Préparer l’avenir signifie, en outre, conférer aux futurs migrants une bonne formation linguistique et une bonne préparation au cadre social et culturel du pays d’accueil, cela doit démarrer très tôt dès l’Ecole. La même démarche doit être entreprise également dans les pays hôtes et tout cela doit permettre une intégration mieux réussie évitant la marginalisation, l’exclusion et le communautarisme exacerbé ou la balkanisation sociale.

Une intégration à 3 niveaux, avec maintien des liens

Le processus d’intégration englobe aussi d’autres aspects tels que :

  • l’intégration dans le système éducatif et en particulier celle des enfants des migrants,
  • l’intégration sociale dans toutes ses dimensions y compris celles de l’accès effectif des migrants au système de santé du pays d’accueil (portabilité du système de protection  sociale et de retraite).
  • On évoque aussi l’intégration résidentielle, qui a trait à la qualité du logement des migrants et à leur lieu de résidence.

Par ailleurs, la question d’intégration n’est pas antinomique d’un maintien des liens avec les pays d’origine; les générations nées à l’étranger ne devraient, en aucun cas, perdre le lien avec le pays d’origine; et à cet égard  nous avons accordé sous l’impulsion du chef de l’Etat et depuis des années, une grande attention  aux préoccupations tant sociales qu’économiques de nos travailleurs à l’étranger, et apporté les solutions adéquates aux problèmes qu’ils pourraient rencontrer afin de leur garantir dignité et prospérité au même titre que leurs compatriotes en Tunisie.

Un développement solidaire, gagnant-gagnant

Préparer l’avenir consiste enfin à adopter une politique de développement solidaire ayant pour objectifs, notamment, le co-développement et la création accélérée d’emploi dans nos pays. C’est pour cela qu’il faudrait veiller à ce que la volonté de développer les échanges de main d’œuvre avec les pays du Nord ne soit synonyme d’une politique favorisant une fuite des cerveaux ou un départ massif de la population la plus instruite. Cela hypothéquerait nos chances de succès dans nos stratégies de développement économique et social.

Les ressources humaines en sont, en effet, le fondement, elles sont la garantie de l’éclosion d’une économie future fondée sur le savoir et capable de préparer nos pays à s’intégrer dans les meilleures conditions dans l’économie mondiale et à être un partenaire actif dans les échanges internationaux.
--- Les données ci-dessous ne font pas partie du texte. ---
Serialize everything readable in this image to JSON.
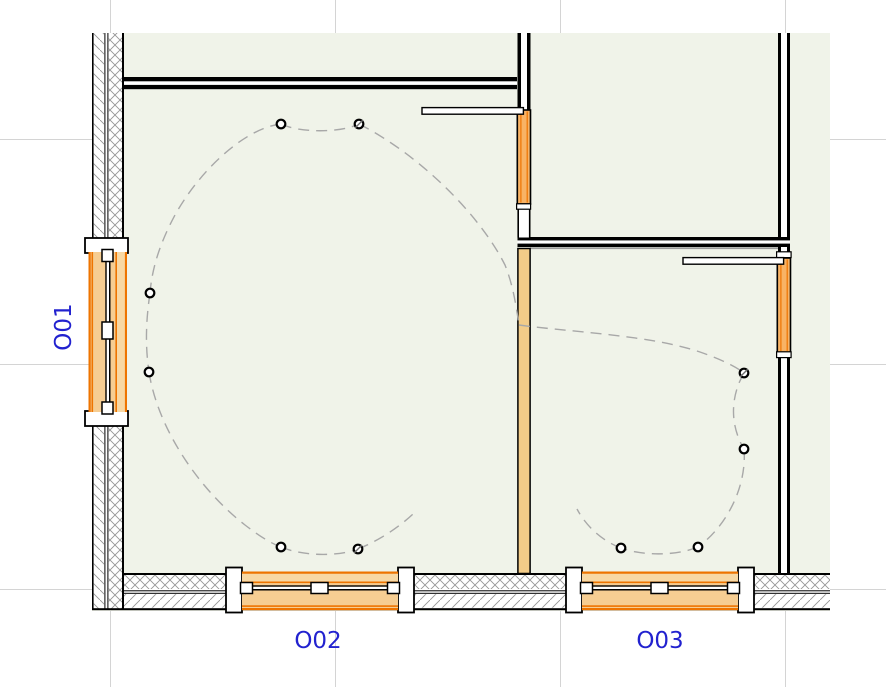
{
  "canvas": {
    "type": "2d-floor-plan-view",
    "background": "#ffffff",
    "floor_fill": "#f0f3e9"
  },
  "labels": {
    "o01": "O01",
    "o02": "O02",
    "o03": "O03"
  },
  "colors": {
    "window_fill": "#f6cd92",
    "window_fill_light": "#f8d8a4",
    "window_frame_orange": "#ee7400",
    "door_fill": "#f8b365",
    "interior_wall_fill": "#f3cc88",
    "label_blue": "#2222cf",
    "wall_black": "#000000",
    "grid_gray": "#d4d4d4",
    "wiring_path_gray": "#a8a8a8"
  },
  "elements": {
    "windows": [
      {
        "id": "O01",
        "wall": "west",
        "orientation": "vertical"
      },
      {
        "id": "O02",
        "wall": "south",
        "orientation": "horizontal"
      },
      {
        "id": "O03",
        "wall": "south",
        "orientation": "horizontal"
      }
    ],
    "sliding_doors_count": 2,
    "light_fixtures_count": 10,
    "grid_lines": {
      "vertical_count": 4,
      "horizontal_count": 3
    }
  }
}
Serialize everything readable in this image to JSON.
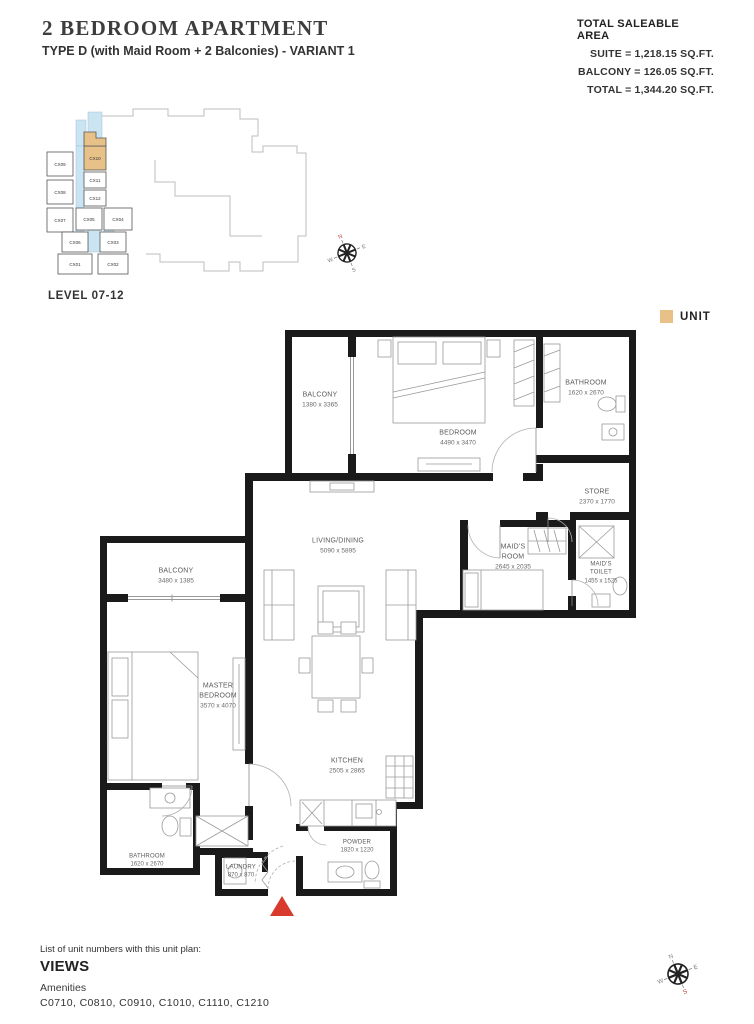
{
  "header": {
    "title": "2 BEDROOM APARTMENT",
    "subtitle": "TYPE D (with Maid Room + 2 Balconies) - VARIANT 1"
  },
  "area_summary": {
    "title": "TOTAL SALEABLE AREA",
    "lines": [
      "SUITE = 1,218.15 SQ.FT.",
      "BALCONY = 126.05 SQ.FT.",
      "TOTAL = 1,344.20 SQ.FT."
    ]
  },
  "key_plan": {
    "level_label": "LEVEL 07-12",
    "highlighted_unit": "CX10",
    "units": [
      "CX09",
      "CX10",
      "CX11",
      "CX12",
      "CX08",
      "CX07",
      "CX05",
      "CX04",
      "CX06",
      "CX03",
      "CX01",
      "CX02"
    ]
  },
  "legend": {
    "unit_label": "UNIT"
  },
  "colors": {
    "unit_highlight": "#E8C189",
    "key_plan_corridor": "#CBE4F2",
    "entrance_marker": "#D93A2E",
    "walls": "#1A1A1A"
  },
  "compass": {
    "letters": [
      "N",
      "E",
      "S",
      "W"
    ]
  },
  "rooms": [
    {
      "name": "BALCONY",
      "dims": "1380 x 3365"
    },
    {
      "name": "BEDROOM",
      "dims": "4490 x 3470"
    },
    {
      "name": "BATHROOM",
      "dims": "1620 x 2670"
    },
    {
      "name": "STORE",
      "dims": "2370 x 1770"
    },
    {
      "name": "MAID'S ROOM",
      "dims": "2645 x 2035"
    },
    {
      "name": "MAID'S TOILET",
      "dims": "1455 x 1525"
    },
    {
      "name": "LIVING/DINING",
      "dims": "5090 x 5895"
    },
    {
      "name": "BALCONY",
      "dims": "3480 x 1385"
    },
    {
      "name": "MASTER BEDROOM",
      "dims": "3570 x 4070"
    },
    {
      "name": "KITCHEN",
      "dims": "2505 x 2865"
    },
    {
      "name": "BATHROOM",
      "dims": "1620 x 2670"
    },
    {
      "name": "LAUNDRY",
      "dims": "870 x 870"
    },
    {
      "name": "POWDER",
      "dims": "1820 x 1220"
    }
  ],
  "footer": {
    "list_label": "List of unit numbers with this unit plan:",
    "views_label": "VIEWS",
    "amenities_label": "Amenities",
    "unit_numbers": "C0710, C0810, C0910, C1010, C1110, C1210"
  }
}
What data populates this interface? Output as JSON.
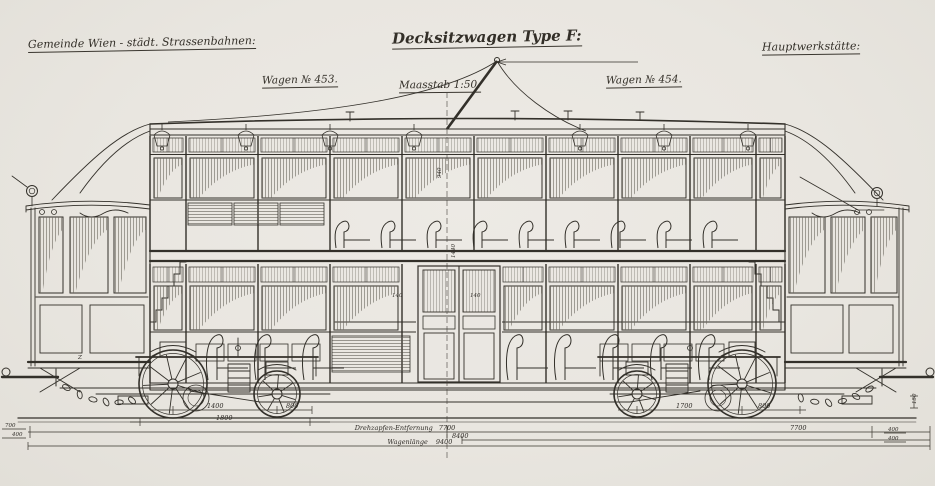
{
  "colors": {
    "paper": "#eae7e2",
    "ink": "#33302a"
  },
  "header": {
    "left": "Gemeinde Wien - städt. Strassenbahnen:",
    "title": "Decksitzwagen Type F:",
    "right": "Hauptwerkstätte:"
  },
  "sublabels": {
    "wagen_left": "Wagen № 453.",
    "scale": "Maasstab 1:50.",
    "wagen_right": "Wagen № 454."
  },
  "dims": {
    "left_wheelbase": "1400",
    "left_gap": "800",
    "left_frame": "1800",
    "right_wheelbase": "1700",
    "right_gap": "800",
    "pivot_label": "Drehzapfen-Entfernung",
    "pivot_value": "7700",
    "mid": "8400",
    "length_label": "Wagenlänge",
    "length_value": "9400",
    "edge_l1": "700",
    "edge_l2": "400",
    "edge_r1": "400",
    "edge_r2": "400",
    "edge_r3": "150",
    "v_center": "1440",
    "v_upper": "940",
    "door_a": "140",
    "door_b": "140",
    "platform_z": "Z"
  }
}
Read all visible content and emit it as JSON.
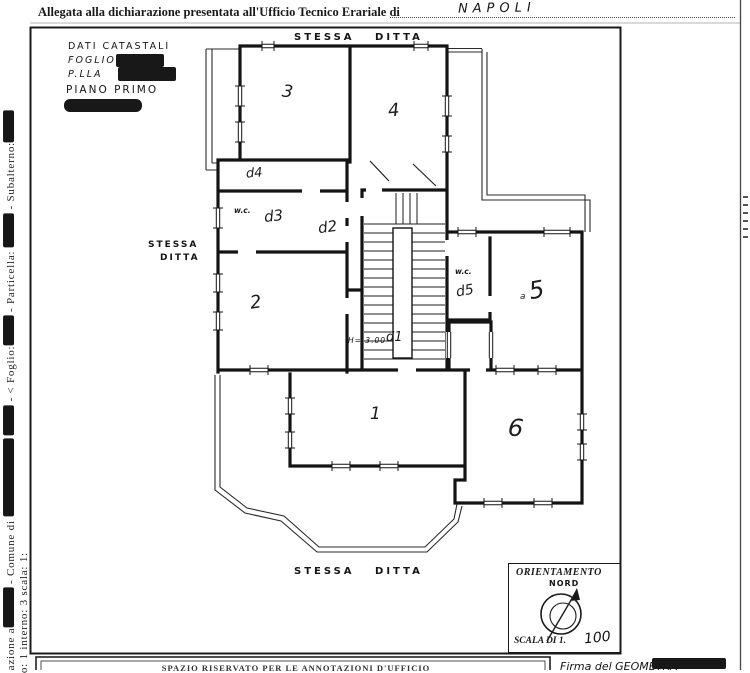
{
  "header": {
    "label": "Allegata alla dichiarazione presentata all'Ufficio Tecnico Erariale di",
    "city": "NAPOLI"
  },
  "sidebar": {
    "segments": [
      "azione a",
      " - Comune di ",
      " - < Foglio:",
      " - Particella: ",
      " - Subalterno:"
    ],
    "inner_line": "o: 1 interno: 3 scala: 1:"
  },
  "cadastral": {
    "title": "DATI CATASTALI",
    "foglio_label": "FOGLIO",
    "particella_label": "P.LLA",
    "piano": "PIANO PRIMO"
  },
  "annotations": {
    "stessa_ditta_top": "STESSA DITTA",
    "stessa_ditta_left_1": "STESSA",
    "stessa_ditta_left_2": "DITTA",
    "stessa_ditta_bottom": "STESSA DITTA",
    "height_note": "H= 3.00"
  },
  "rooms": {
    "r1": "1",
    "r2": "2",
    "r3": "3",
    "r4": "4",
    "r5": "5",
    "r5_prefix": "a",
    "r6": "6",
    "d1": "d1",
    "d2": "d2",
    "d3": "d3",
    "d4": "d4",
    "d5": "d5",
    "wc_left": "w.c.",
    "wc_right": "w.c."
  },
  "orientation": {
    "title": "ORIENTAMENTO",
    "north": "NORD",
    "scale_label": "SCALA DI 1.",
    "scale_value": "100"
  },
  "footer": {
    "office_box": "SPAZIO RISERVATO PER LE ANNOTAZIONI D'UFFICIO",
    "signature_label": "Firma del GEOMETRA"
  },
  "colors": {
    "ink": "#1a1a1a",
    "paper": "#ffffff"
  }
}
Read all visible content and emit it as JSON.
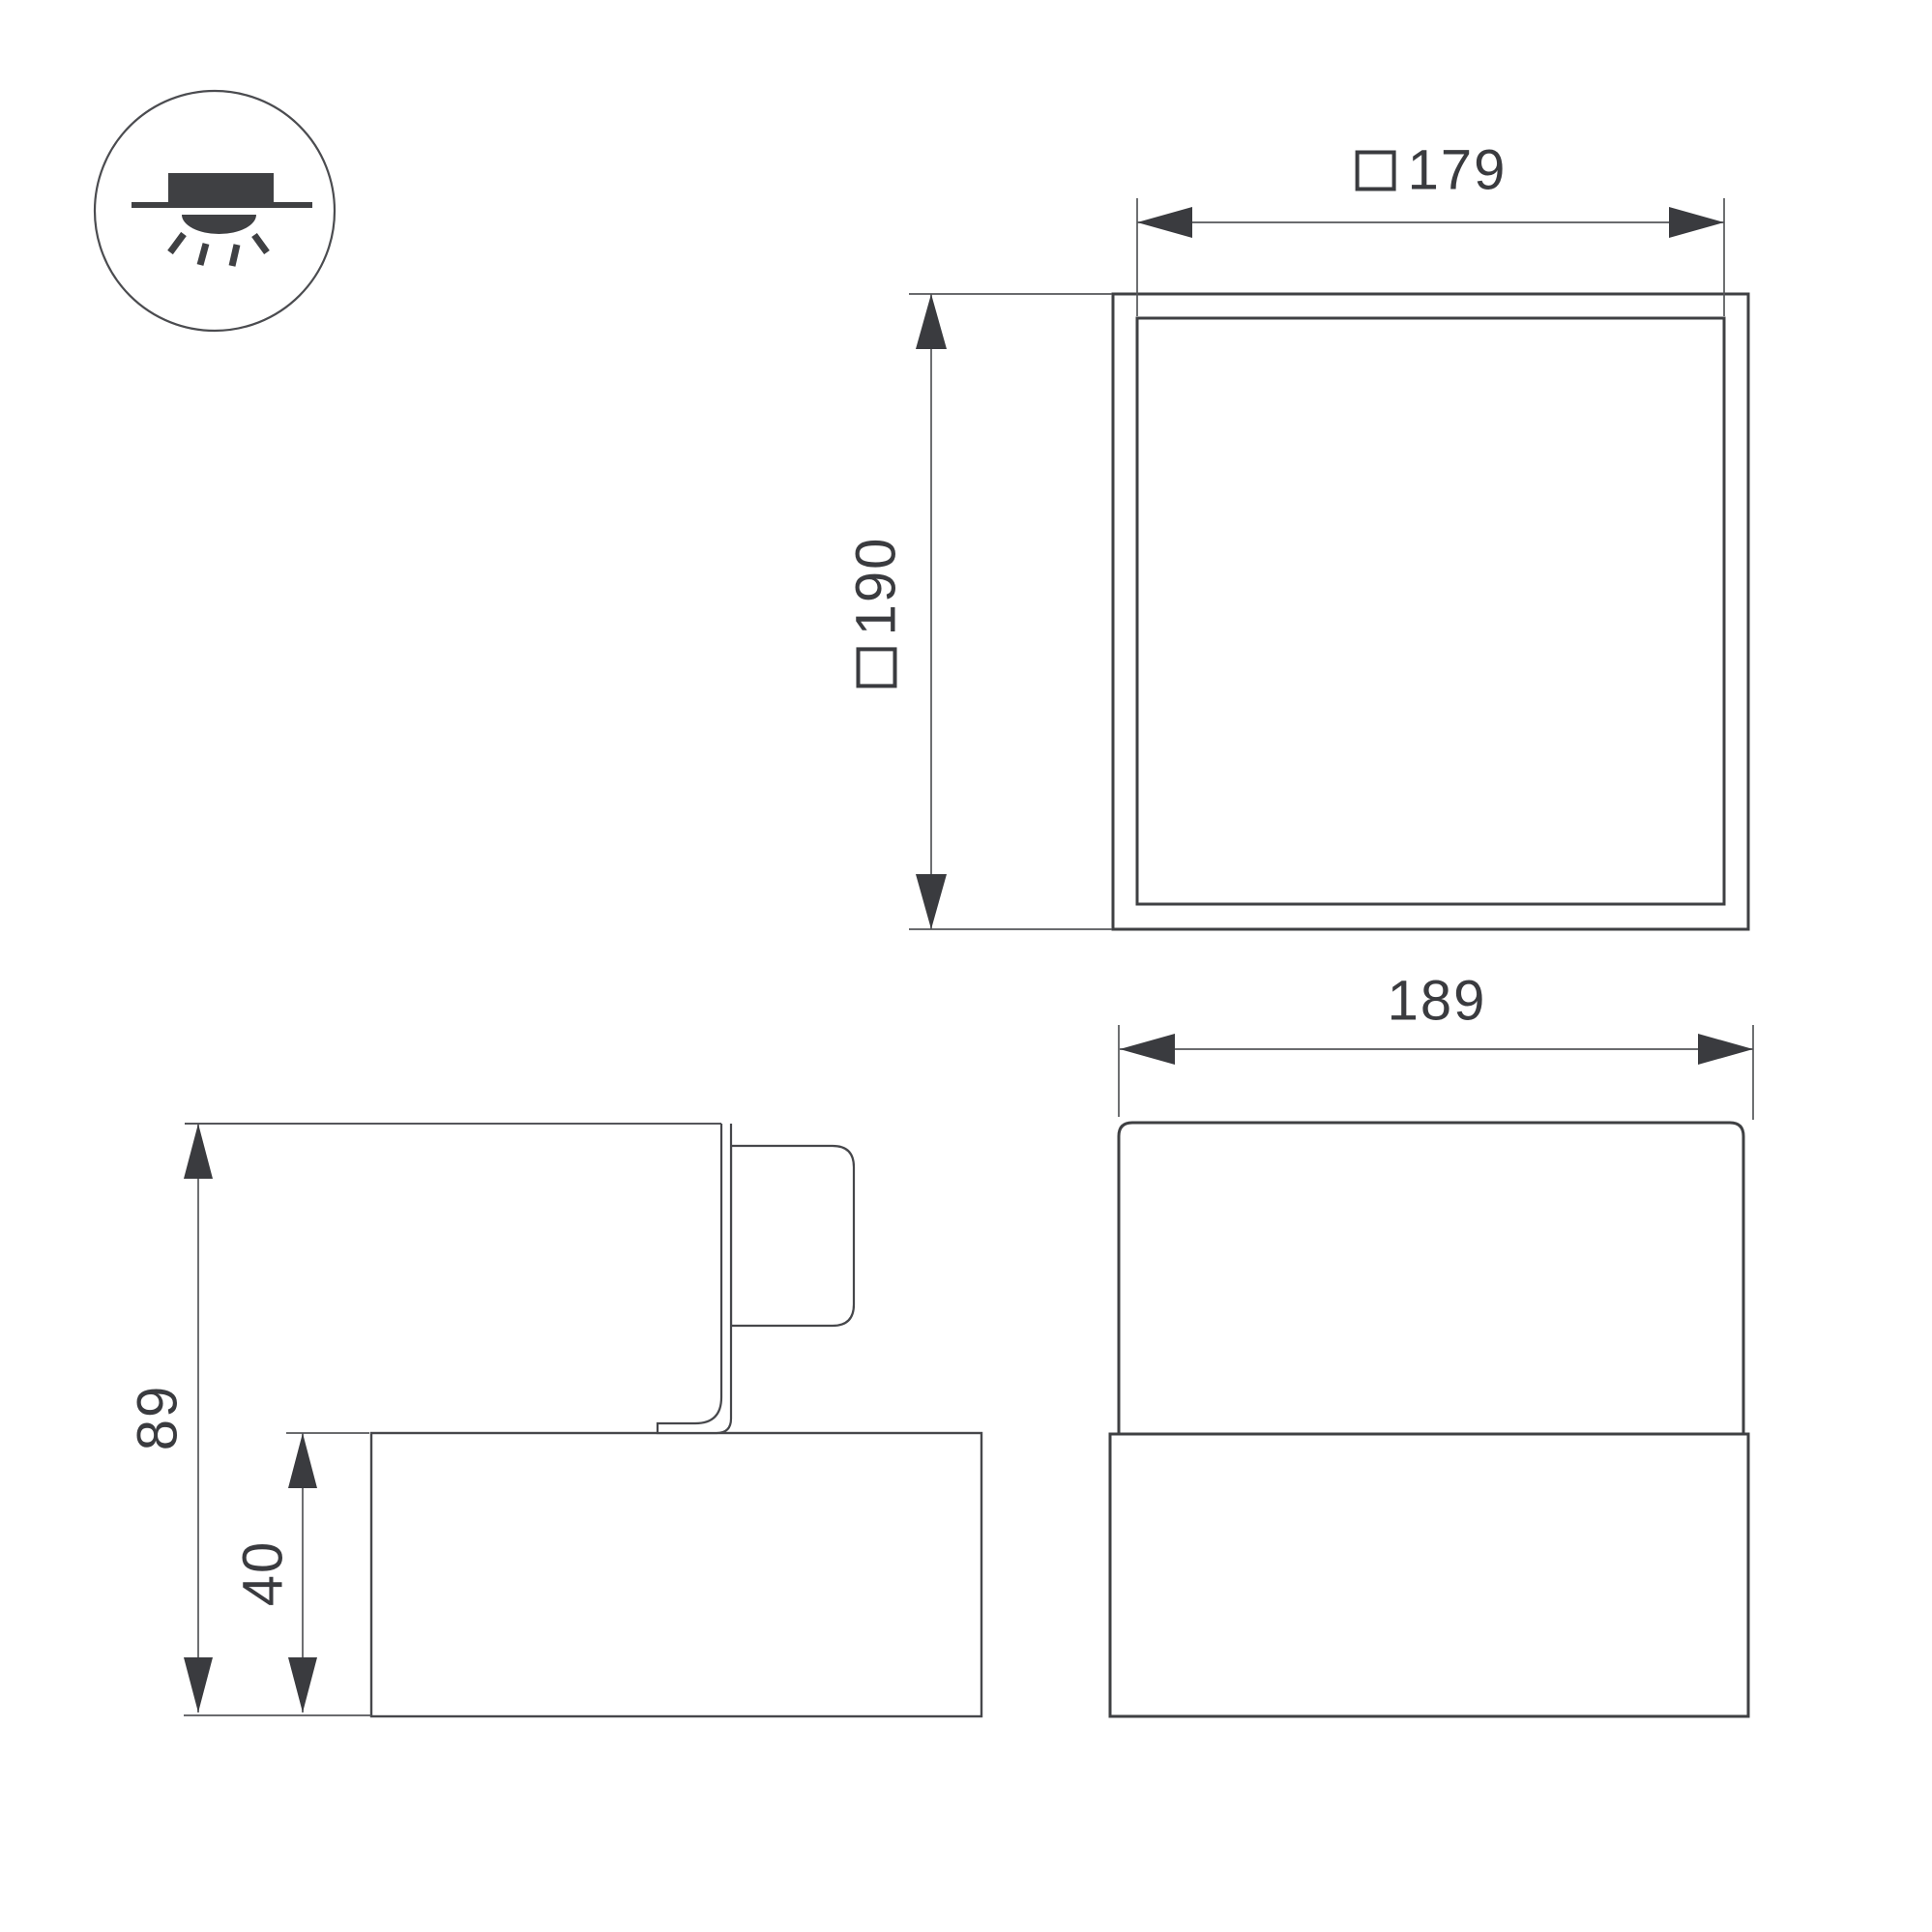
{
  "drawing": {
    "square_symbol": "□",
    "labels": {
      "cutout_size": "179",
      "overall_size": "190",
      "front_width": "189",
      "total_height": "89",
      "body_height": "40"
    },
    "icon": "surface-mounted-downlight-icon",
    "colors": {
      "outline": "#3f4043",
      "thin_line": "#55565a",
      "text": "#3a3b3f",
      "background": "#ffffff"
    }
  }
}
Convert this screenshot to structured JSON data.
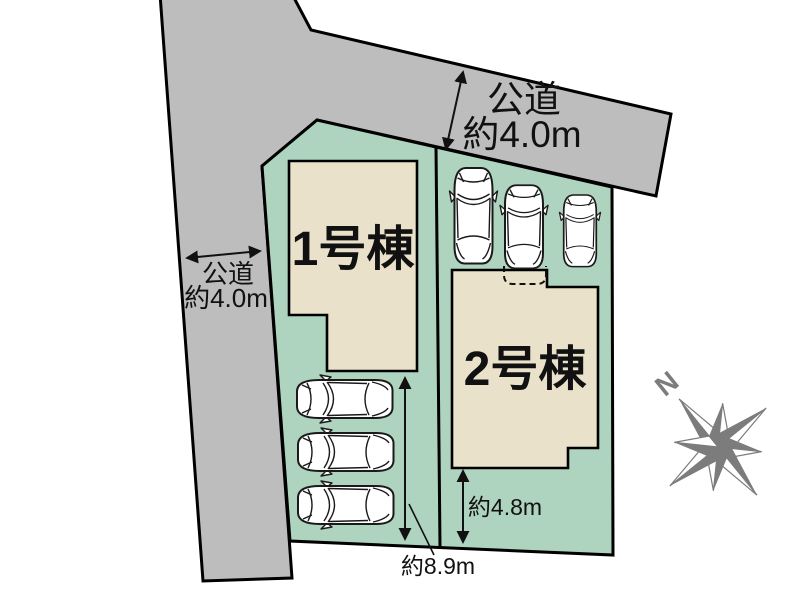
{
  "colors": {
    "road_fill": "#bdbdbd",
    "plot_fill": "#aed3be",
    "building_fill": "#e9e1c9",
    "line": "#000000",
    "text": "#111111",
    "compass": "#7c7c7c",
    "car_fill": "#ffffff"
  },
  "site_plan": {
    "buildings": [
      {
        "label": "1号棟"
      },
      {
        "label": "2号棟"
      }
    ],
    "roads": [
      {
        "position": "top",
        "name": "公道",
        "width_label": "約4.0m"
      },
      {
        "position": "left",
        "name": "公道",
        "width_label": "約4.0m"
      }
    ],
    "dimensions": [
      {
        "target": "plot1-parking-depth",
        "label": "約8.9m"
      },
      {
        "target": "plot2-south-setback",
        "label": "約4.8m"
      }
    ],
    "compass": {
      "north_label": "N"
    },
    "parking": {
      "plot1_spaces": 3,
      "plot2_spaces": 3
    }
  }
}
Une gestion active des flux migratoires exige donc une approche concertée et une préparation institutionnelle  afin de renforcer les liens  et intensifier les échanges entre les structures et acteurs concernés des pays du Sud et ceux du Nord chargés de la question.

On pourrait nous faire la critique facile consistant à dire que le contexte actuel de l’emploi en Europe n’est pas très favorable; ce qui est vrai, mais cela ne doit pas nous empêcher de préparer l’avenir.

Nous estimons, par ailleurs, que les positions isolationnistes ou protectionnistes ou purement égoïstes ne peuvent, en aucune façon préparer l’avenir, un avenir «gagnant pour tous».


Slim Tlatli
Ministre de l’Emploi et de l’Insertion Professionnelle des Jeunes

Extraits du Discours prononcé à l’ouverture de la conférence organisée le mardi 5 janvier 2010 à Tunis par le Ministère de l’emploi, et de l’insertion professionnelle de la Jeunesse conjointement avec la Banque mondiale pour présenter et discuter deux rapports de la Banque mondiale sur le thème de l’emploi et l’immigration : « Préparer l'avenir, une perspective à long terme de la mobilité des personnes et des emplois pour le Moyen-Orient et l’Afrique du Nord» et « Migration de la main d’œuvre de l’Afrique du Nord : impacts de développements, défis et options de politiques migratoires».